Terri Tempel, of Gentryville, is the president of the state chapter of FFA but that doesn’t mean she is going to be a farmer. Miss Tempel, a 1994 graduate of Heritage Hills High School, is spending one year at the FFA center in Trafalgar. During her term she will plan summer camps, organize group activities, help publish a monthly newsletter, oversee district kickoffs and make appearances on behalf of FFA. After her term, Tempel plans to study sales marketing at Purdue University. Eventually she wants to work in public relations. Tempel says FFA puts emphasis on farming, horticulture, science and technology. They recently changed their name from Future Farmers of America to FFA because the group didn’t want people to think farming was its only focus.
A family reunion at Patoka Lake was interrupted Wednesday when 12 people, including three pregnant women, went to local hospitals to be treated for carbon monoxide poisoning. Seven were treated at Memorial Hospital in Jasper and released in the afternoon. One other was kept at the hospital for observation but was released later that night. Four others were transferred to Deaconess Hospital in Evansville for treatment in a hyperbaric chamber to remove the carbon monoxide from their systems, said Ron Miller, conservation officer. They were later released. The four women, six children and two men affected were part of a group of about 25 family members from California, Wisconsin, Colorado and northern Indiana.

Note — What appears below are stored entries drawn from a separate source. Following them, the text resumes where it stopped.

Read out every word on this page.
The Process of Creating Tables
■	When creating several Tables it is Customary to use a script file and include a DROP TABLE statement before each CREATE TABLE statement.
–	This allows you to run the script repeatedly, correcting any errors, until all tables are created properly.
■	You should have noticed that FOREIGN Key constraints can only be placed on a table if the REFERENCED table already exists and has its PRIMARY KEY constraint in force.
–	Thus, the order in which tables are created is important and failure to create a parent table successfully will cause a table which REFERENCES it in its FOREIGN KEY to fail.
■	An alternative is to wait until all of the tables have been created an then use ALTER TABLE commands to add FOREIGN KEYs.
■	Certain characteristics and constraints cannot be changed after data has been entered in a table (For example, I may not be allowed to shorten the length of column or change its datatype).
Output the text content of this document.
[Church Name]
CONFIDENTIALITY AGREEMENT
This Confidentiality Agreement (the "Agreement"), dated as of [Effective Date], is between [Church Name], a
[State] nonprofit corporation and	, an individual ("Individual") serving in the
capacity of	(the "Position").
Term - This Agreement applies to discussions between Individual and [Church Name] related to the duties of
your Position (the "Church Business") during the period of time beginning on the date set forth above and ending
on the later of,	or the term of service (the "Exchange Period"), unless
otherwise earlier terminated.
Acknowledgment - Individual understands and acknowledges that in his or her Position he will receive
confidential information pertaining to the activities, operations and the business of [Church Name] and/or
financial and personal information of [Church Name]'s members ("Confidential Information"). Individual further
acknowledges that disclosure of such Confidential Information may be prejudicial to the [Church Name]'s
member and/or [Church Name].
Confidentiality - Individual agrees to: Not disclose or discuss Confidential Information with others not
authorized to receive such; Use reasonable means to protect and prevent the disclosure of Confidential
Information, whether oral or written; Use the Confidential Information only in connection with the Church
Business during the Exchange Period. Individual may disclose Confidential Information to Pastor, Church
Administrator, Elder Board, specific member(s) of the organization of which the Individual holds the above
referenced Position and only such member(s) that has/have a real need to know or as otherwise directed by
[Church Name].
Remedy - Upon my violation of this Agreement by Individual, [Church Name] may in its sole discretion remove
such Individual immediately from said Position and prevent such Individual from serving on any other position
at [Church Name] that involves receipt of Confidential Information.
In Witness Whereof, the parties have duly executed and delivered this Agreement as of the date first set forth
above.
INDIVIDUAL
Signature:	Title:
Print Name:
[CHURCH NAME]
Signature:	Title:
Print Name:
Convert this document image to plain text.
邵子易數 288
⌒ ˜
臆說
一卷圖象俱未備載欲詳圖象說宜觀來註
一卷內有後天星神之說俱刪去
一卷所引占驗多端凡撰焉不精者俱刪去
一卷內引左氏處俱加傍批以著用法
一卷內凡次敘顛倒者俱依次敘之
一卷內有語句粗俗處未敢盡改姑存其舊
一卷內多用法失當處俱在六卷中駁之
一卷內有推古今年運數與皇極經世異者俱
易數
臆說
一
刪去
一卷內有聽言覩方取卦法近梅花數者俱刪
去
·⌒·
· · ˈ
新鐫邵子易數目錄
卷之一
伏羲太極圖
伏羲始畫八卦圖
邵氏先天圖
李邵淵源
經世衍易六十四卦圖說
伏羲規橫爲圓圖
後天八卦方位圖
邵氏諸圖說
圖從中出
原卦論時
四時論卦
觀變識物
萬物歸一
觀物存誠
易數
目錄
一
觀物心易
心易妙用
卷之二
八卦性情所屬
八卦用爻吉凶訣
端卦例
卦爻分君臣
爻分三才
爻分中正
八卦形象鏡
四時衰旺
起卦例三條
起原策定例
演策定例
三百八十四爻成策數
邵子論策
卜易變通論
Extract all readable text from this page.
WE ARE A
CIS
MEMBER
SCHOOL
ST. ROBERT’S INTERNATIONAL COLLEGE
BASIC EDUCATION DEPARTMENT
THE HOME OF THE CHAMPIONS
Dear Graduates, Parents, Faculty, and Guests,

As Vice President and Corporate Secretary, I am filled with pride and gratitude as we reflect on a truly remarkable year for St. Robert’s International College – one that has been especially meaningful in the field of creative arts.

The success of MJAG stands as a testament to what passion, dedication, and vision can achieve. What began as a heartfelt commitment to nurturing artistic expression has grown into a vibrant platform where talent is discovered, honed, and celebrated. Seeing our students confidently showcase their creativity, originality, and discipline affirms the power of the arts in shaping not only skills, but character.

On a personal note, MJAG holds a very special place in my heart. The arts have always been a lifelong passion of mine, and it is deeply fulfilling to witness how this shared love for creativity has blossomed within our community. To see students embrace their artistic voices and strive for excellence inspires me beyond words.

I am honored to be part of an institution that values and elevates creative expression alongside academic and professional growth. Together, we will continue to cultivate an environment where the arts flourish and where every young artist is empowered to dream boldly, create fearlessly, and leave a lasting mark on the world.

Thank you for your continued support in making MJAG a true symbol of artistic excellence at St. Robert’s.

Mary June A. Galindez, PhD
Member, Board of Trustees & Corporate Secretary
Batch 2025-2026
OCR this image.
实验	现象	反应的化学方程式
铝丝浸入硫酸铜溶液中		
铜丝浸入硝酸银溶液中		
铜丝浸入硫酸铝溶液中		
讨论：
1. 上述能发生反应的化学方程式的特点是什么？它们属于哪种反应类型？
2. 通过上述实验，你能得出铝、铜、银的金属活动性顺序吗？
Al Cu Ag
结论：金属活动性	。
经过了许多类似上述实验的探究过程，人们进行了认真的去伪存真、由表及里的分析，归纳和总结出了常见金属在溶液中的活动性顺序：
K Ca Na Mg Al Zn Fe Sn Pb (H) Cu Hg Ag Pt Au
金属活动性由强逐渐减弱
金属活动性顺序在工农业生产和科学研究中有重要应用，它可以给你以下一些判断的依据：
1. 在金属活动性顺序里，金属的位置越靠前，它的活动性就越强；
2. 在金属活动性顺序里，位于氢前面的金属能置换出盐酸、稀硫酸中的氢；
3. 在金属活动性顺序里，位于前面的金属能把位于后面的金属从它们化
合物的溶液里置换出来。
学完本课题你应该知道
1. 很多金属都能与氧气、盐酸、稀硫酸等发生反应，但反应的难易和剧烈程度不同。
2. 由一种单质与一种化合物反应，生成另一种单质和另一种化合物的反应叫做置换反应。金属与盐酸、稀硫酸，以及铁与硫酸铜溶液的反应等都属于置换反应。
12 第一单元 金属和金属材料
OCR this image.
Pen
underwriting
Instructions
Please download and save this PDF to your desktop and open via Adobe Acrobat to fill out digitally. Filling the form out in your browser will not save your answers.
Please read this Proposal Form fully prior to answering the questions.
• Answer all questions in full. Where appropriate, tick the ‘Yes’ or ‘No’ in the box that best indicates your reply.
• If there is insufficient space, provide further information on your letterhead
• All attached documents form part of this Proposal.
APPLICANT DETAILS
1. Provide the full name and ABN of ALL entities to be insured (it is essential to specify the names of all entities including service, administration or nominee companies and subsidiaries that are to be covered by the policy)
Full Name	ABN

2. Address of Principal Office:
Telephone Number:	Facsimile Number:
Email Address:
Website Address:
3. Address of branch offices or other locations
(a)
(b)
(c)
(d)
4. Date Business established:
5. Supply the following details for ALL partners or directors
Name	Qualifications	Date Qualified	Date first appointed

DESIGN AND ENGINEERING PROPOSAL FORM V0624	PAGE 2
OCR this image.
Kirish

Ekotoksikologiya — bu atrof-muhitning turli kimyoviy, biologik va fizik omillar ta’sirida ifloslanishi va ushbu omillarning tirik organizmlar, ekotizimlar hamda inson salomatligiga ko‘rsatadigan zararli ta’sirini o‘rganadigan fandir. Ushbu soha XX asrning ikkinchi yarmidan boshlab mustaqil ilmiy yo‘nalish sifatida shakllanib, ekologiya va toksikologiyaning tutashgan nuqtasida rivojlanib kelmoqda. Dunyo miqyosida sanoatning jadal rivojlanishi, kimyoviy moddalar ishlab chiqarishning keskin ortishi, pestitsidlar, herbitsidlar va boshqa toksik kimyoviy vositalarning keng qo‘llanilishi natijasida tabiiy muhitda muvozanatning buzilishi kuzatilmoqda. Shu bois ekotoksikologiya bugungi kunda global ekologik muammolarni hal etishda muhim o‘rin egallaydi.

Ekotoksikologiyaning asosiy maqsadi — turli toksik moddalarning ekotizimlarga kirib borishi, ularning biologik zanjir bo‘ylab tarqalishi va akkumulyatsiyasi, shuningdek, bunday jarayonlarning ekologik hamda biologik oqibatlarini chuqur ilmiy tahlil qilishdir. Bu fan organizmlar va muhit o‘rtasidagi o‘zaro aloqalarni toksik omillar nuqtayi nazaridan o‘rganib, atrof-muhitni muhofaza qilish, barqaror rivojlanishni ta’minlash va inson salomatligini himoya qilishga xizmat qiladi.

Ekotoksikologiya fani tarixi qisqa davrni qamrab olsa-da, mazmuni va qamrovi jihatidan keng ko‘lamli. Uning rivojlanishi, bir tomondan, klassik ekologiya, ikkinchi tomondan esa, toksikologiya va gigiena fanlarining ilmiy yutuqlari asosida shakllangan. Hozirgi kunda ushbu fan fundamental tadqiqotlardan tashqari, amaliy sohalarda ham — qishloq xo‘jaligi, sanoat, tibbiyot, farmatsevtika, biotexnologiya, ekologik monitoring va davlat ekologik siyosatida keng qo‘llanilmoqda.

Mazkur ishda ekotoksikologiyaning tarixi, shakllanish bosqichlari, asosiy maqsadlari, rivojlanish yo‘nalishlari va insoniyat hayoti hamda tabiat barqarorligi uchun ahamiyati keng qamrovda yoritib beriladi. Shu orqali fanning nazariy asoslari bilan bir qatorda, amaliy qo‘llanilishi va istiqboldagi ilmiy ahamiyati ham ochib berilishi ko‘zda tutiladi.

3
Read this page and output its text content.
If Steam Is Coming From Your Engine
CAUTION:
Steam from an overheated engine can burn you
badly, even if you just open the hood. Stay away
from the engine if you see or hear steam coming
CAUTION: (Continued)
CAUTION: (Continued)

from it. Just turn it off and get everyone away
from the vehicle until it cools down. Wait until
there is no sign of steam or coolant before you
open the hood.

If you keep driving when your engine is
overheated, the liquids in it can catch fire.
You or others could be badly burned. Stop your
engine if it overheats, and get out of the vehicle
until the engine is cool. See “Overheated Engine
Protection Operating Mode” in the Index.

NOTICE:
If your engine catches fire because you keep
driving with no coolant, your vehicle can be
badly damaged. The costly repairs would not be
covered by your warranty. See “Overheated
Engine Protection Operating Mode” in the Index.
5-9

Renovating Heritage Hills High School — including the creation of a middle school — could cost the North Spencer School Corporation between $4 million and $7.5 million, the school board heard at its Monday night meeting. Groundbreaaking won’t take place anytime soon, however, the board decided. The project, when eventually undertaken, will be done in phases over several years to reduce the burden to taxpayers. Superintendent Ronald Etienne said the corporation was not anxious to begin another multi-million dollar building project so soon after completing its elementary school construction, but the renovation is needed.
Carolyn Hilsmeyer has been elected to a two-year term as chairwoman of the board of directors of Jasper Junior Achievement. She succeeded Ken Sendleweck, who completed his term Thursday. Hilsmeyer has been a member of the board since 1987 and was previously vice-chairwoman. She is a project manager at Kimball International where she has worked for eight years. She and her husband, Tom, have one daughter, Brooke.